Murakami's works are always slightly bizarre and his plot lines are always colorful and unique; cats occasionally talk to each other, yet his characters are always sensitive, an attribute that is highlighted by his silky prose and ambitious plot lines. It is no surprise that Murakami has emerged as the most popular Japanese writer both in Japan and in the Western world and his books are consistently unbelievable. Reading his work is like being in a dream-a dream that happens to be beautifully written, richly embellished and carefully constructed with compelling characters, limitless imagination and just a hint of magical realism.

Murakami's latest work of fiction is Blind Willow, Sleeping Woman, a compilation of short stories, many of which have previously appeared in The New Yorker, among other publications. The stories possess the signature Murakami blend of magical realism and a supernatural perception of humanity. In one of the stories, entitled "The Shinagawa Monkey," a woman literally loses her own name. In another, called "Man-Eating Cats," a man's girlfriend disappears, and in his search for her, he manages to lose his own identity. Yet the best story in the compilation is a simple one with a realistic premise entitled "Tony Takitani." The story masterfully conveys Tony's ascent from loneliness when he marries a beautiful and materialistic woman and goes on to explain his return to loneliness when his wife is killed in a tragic accident. The story is remarkably unforgettable. While some of these premises may come across as fantastical and absurd, a writer as swift and miraculous as Murakami is capable of making them succeed. Few other writers could get away with what he does. He can take the most ineffable of human emotions and describe them with such accuracy and simplicity that it seems to be nothing more than arithmetic for him. The audacity of his story lines and the almost supernatural sensitivity of his characters are what make his works succeed.

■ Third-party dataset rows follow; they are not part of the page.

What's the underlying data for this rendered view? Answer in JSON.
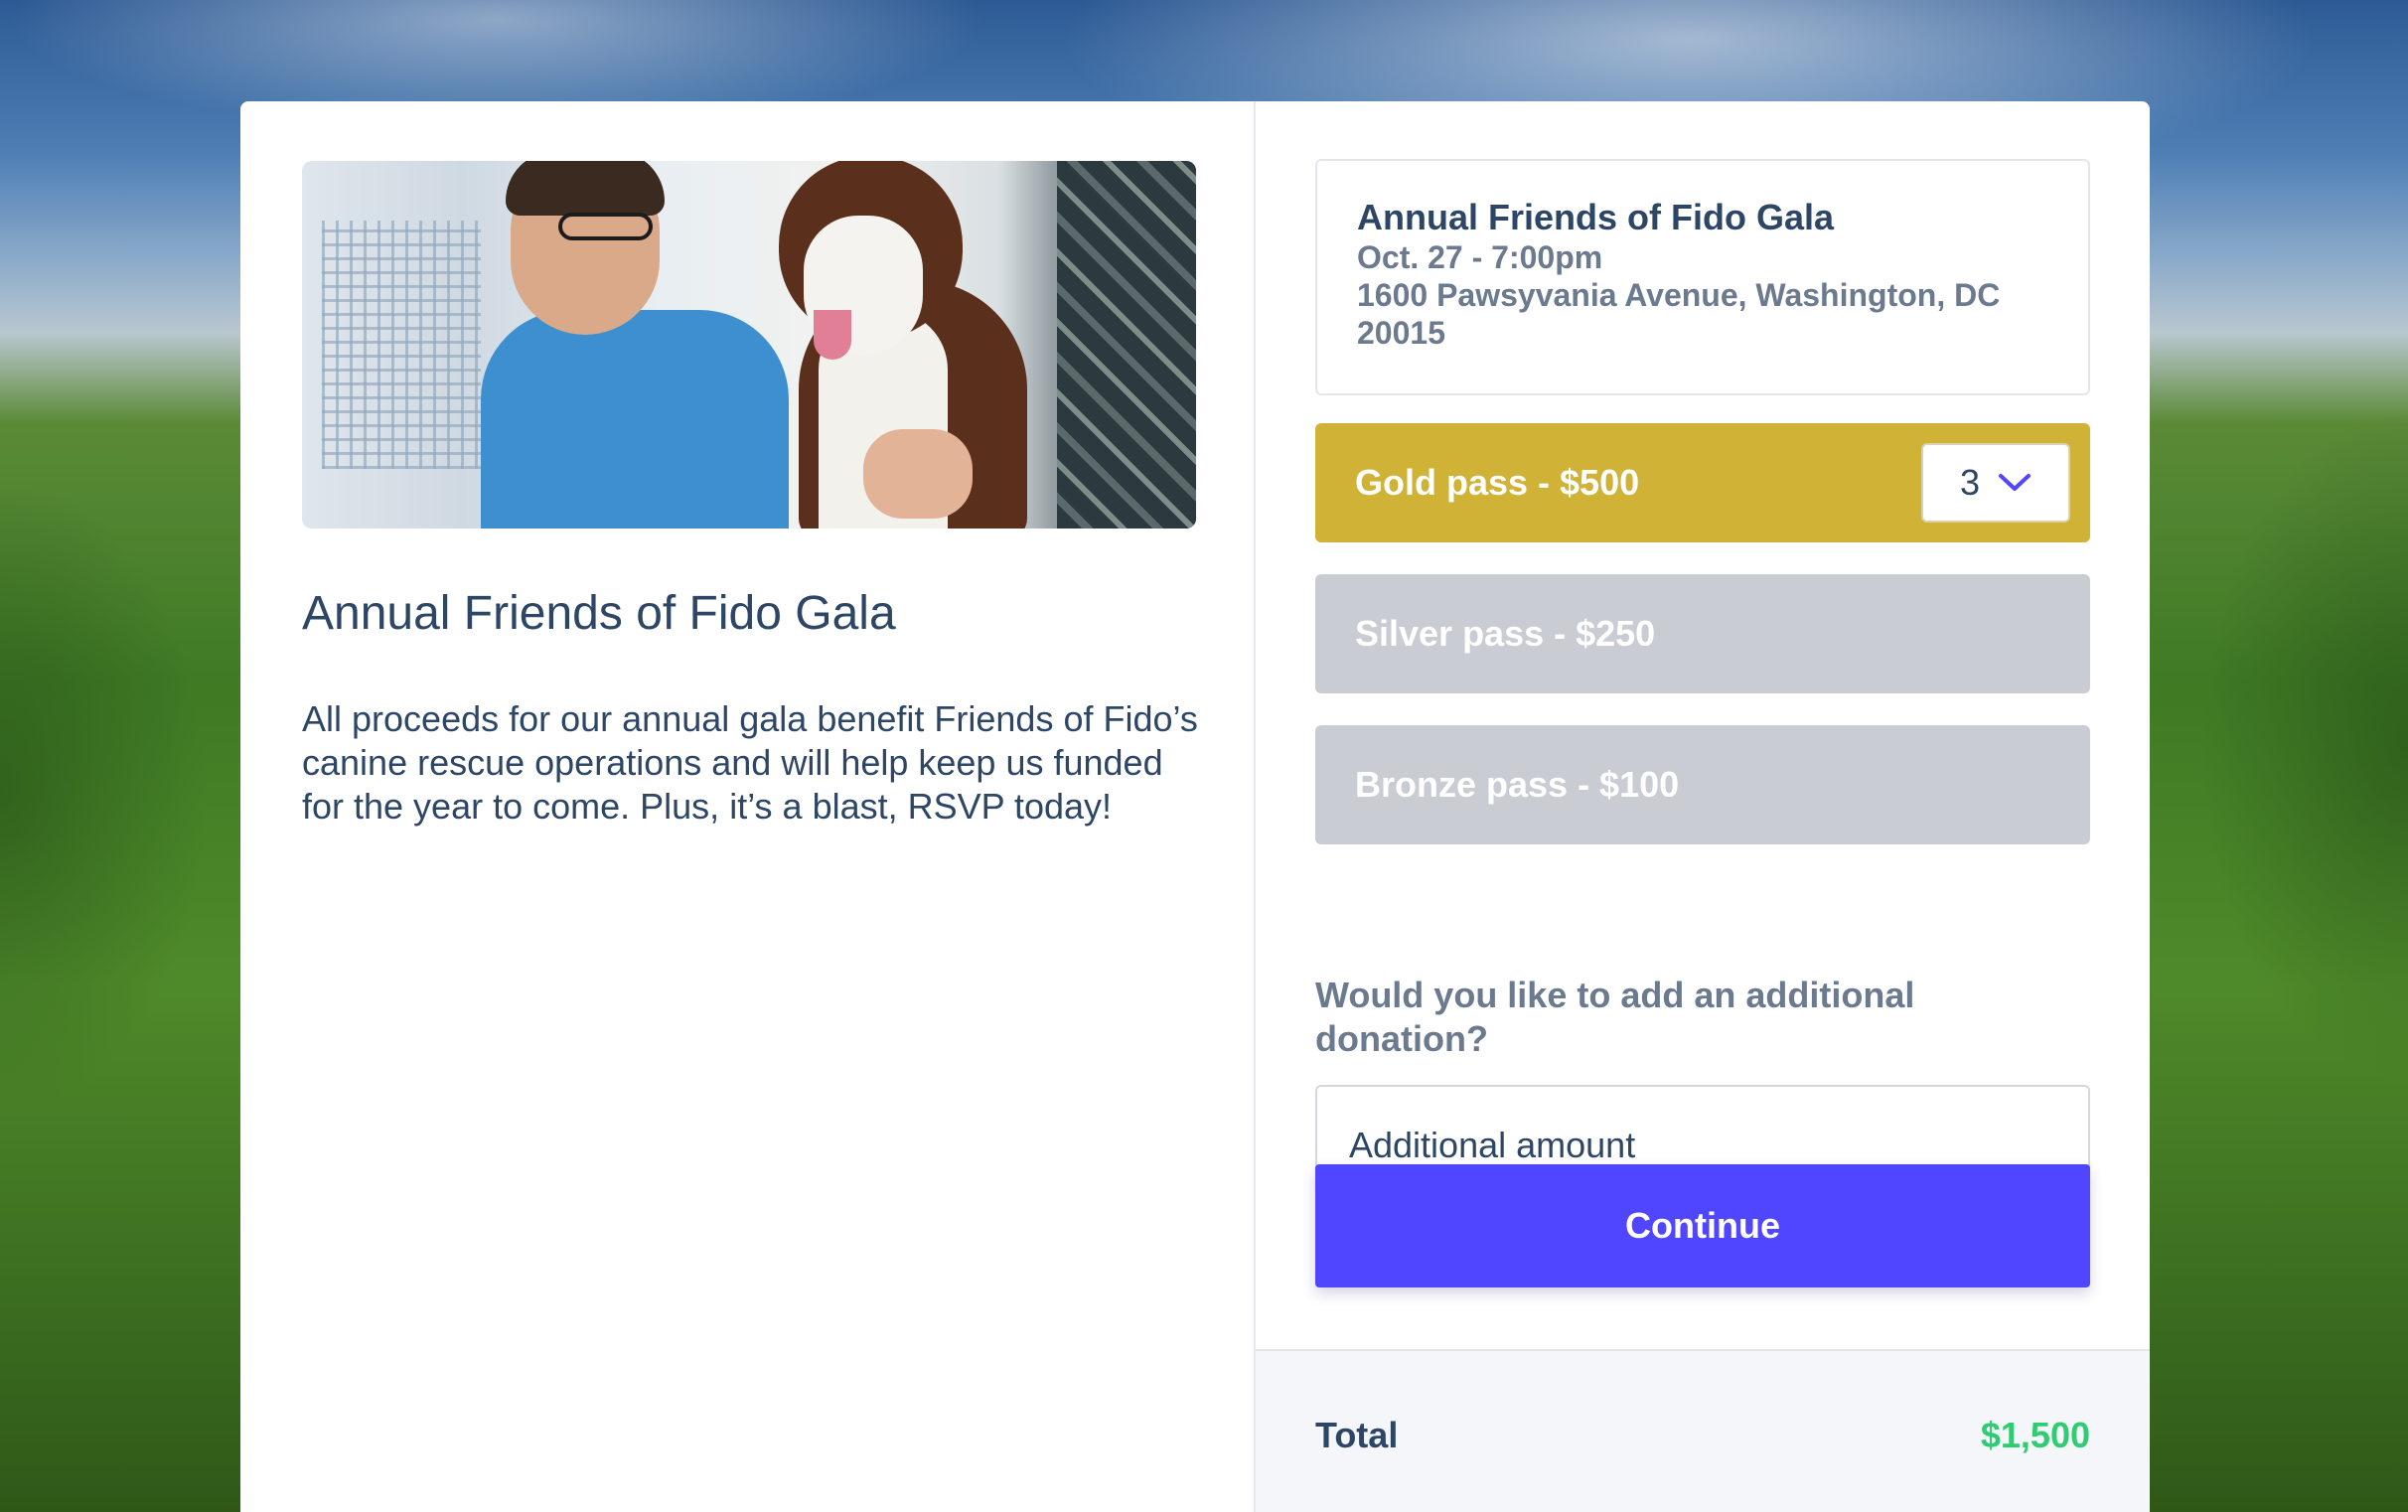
{
  "event": {
    "title": "Annual Friends of Fido Gala",
    "description": "All proceeds for our annual gala benefit Friends of Fido’s canine rescue operations and will help keep us funded for the year to come. Plus, it’s a blast, RSVP today!"
  },
  "info": {
    "name": "Annual Friends of Fido Gala",
    "when": "Oct. 27 - 7:00pm",
    "where": "1600 Pawsyvania Avenue, Washington, DC 20015"
  },
  "passes": [
    {
      "label": "Gold pass - $500",
      "quantity": "3",
      "selected": true,
      "color": "#cfb236"
    },
    {
      "label": "Silver pass - $250",
      "selected": false,
      "color": "#c9cdd3"
    },
    {
      "label": "Bronze pass - $100",
      "selected": false,
      "color": "#c9cdd3"
    }
  ],
  "donation": {
    "question": "Would you like to add an additional donation?",
    "placeholder": "Additional amount",
    "value": ""
  },
  "actions": {
    "continue_label": "Continue"
  },
  "total": {
    "label": "Total",
    "amount": "$1,500"
  },
  "colors": {
    "accent": "#5046ff",
    "gold": "#cfb236",
    "total": "#2fcc71",
    "text": "#2e4666"
  },
  "icons": {
    "quantity_dropdown": "chevron-down-icon"
  }
}
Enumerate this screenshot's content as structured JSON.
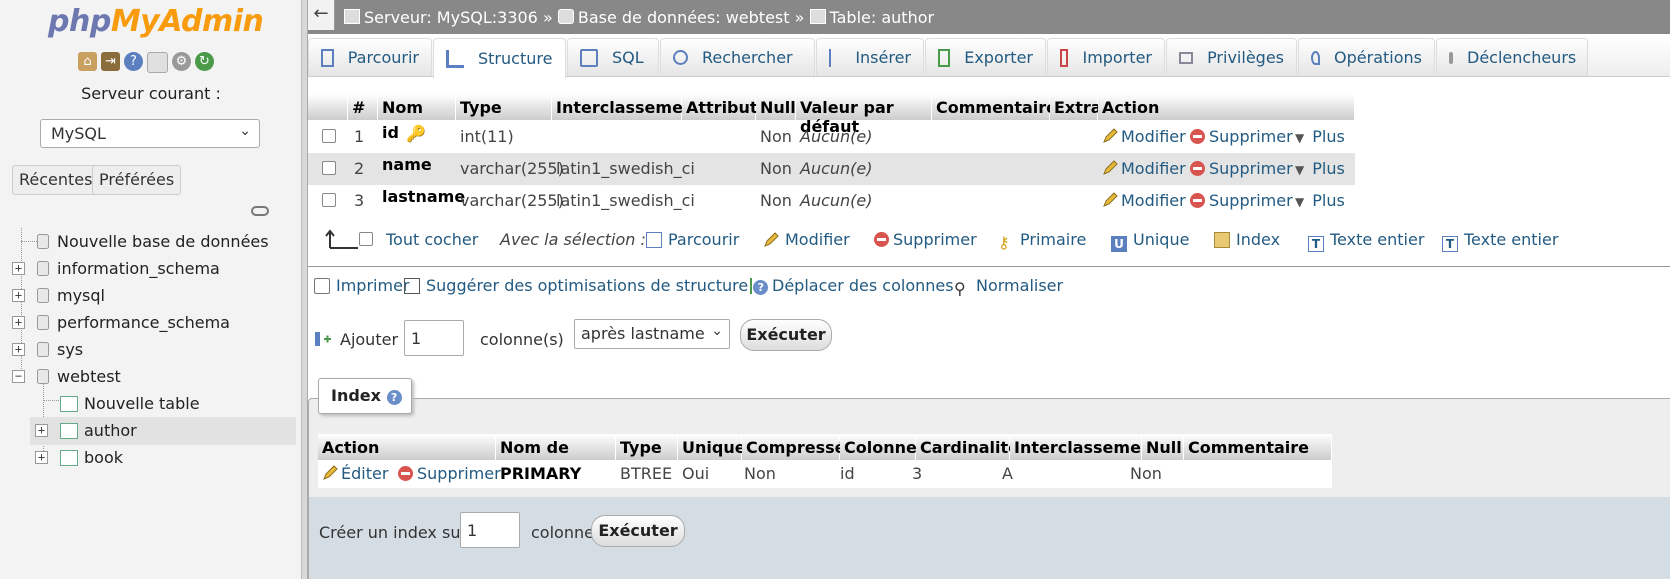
{
  "sidebar": {
    "logo_php": "php",
    "logo_ma": "MyAdmin",
    "server_label": "Serveur courant :",
    "server_value": "MySQL",
    "recent_label": "Récentes",
    "favorites_label": "Préférées",
    "tree": [
      {
        "label": "Nouvelle base de données"
      },
      {
        "label": "information_schema"
      },
      {
        "label": "mysql"
      },
      {
        "label": "performance_schema"
      },
      {
        "label": "sys"
      },
      {
        "label": "webtest"
      },
      {
        "label": "Nouvelle table"
      },
      {
        "label": "author"
      },
      {
        "label": "book"
      }
    ]
  },
  "breadcrumb": {
    "server": "Serveur: MySQL:3306",
    "sep1": "»",
    "database": "Base de données: webtest",
    "sep2": "»",
    "table": "Table: author"
  },
  "tabs": [
    "Parcourir",
    "Structure",
    "SQL",
    "Rechercher",
    "Insérer",
    "Exporter",
    "Importer",
    "Privilèges",
    "Opérations",
    "Déclencheurs"
  ],
  "active_tab": "Structure",
  "structure": {
    "headers": [
      "#",
      "Nom",
      "Type",
      "Interclassement",
      "Attributs",
      "Null",
      "Valeur par défaut",
      "Commentaires",
      "Extra",
      "Action"
    ],
    "rows": [
      {
        "num": "1",
        "name": "id",
        "type": "int(11)",
        "collation": "",
        "null": "Non",
        "default": "Aucun(e)"
      },
      {
        "num": "2",
        "name": "name",
        "type": "varchar(255)",
        "collation": "latin1_swedish_ci",
        "null": "Non",
        "default": "Aucun(e)"
      },
      {
        "num": "3",
        "name": "lastname",
        "type": "varchar(255)",
        "collation": "latin1_swedish_ci",
        "null": "Non",
        "default": "Aucun(e)"
      }
    ],
    "action_modify": "Modifier",
    "action_delete": "Supprimer",
    "action_more": "Plus"
  },
  "selection": {
    "check_all": "Tout cocher",
    "with_selection": "Avec la sélection :",
    "browse": "Parcourir",
    "modify": "Modifier",
    "delete": "Supprimer",
    "primary": "Primaire",
    "unique": "Unique",
    "index": "Index",
    "fulltext1": "Texte entier",
    "fulltext2": "Texte entier"
  },
  "tools": {
    "print": "Imprimer",
    "suggest": "Suggérer des optimisations de structure",
    "move": "Déplacer des colonnes",
    "normalize": "Normaliser"
  },
  "add_columns": {
    "label": "Ajouter",
    "count": "1",
    "unit": "colonne(s)",
    "position": "après lastname",
    "go": "Exécuter"
  },
  "indexes": {
    "legend": "Index",
    "headers": [
      "Action",
      "Nom de l'index",
      "Type",
      "Unique",
      "Compressé",
      "Colonne",
      "Cardinalité",
      "Interclassement",
      "Null",
      "Commentaire"
    ],
    "row": {
      "edit": "Éditer",
      "delete": "Supprimer",
      "name": "PRIMARY",
      "type": "BTREE",
      "unique": "Oui",
      "packed": "Non",
      "column": "id",
      "cardinality": "3",
      "collation": "A",
      "null": "Non",
      "comment": ""
    },
    "create_label": "Créer un index sur",
    "create_count": "1",
    "create_unit": "colonnes",
    "create_go": "Exécuter"
  }
}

Blind Willow, Sleeping Woman is certainly fantastic and one of the best books of the year, but Murakami needs the canvas of a 300 page novel to truly express his literary genius. While the short stories are nothing short of brilliant, Murakami's most realistic novel, Norwegian Wood, is a much better introduction to the genius of Murakami. Regardless, his genius is rare in contemporary fiction and it is not solely by chance that Murakami has become one of the most admired and widely-read writers in the international world of literature.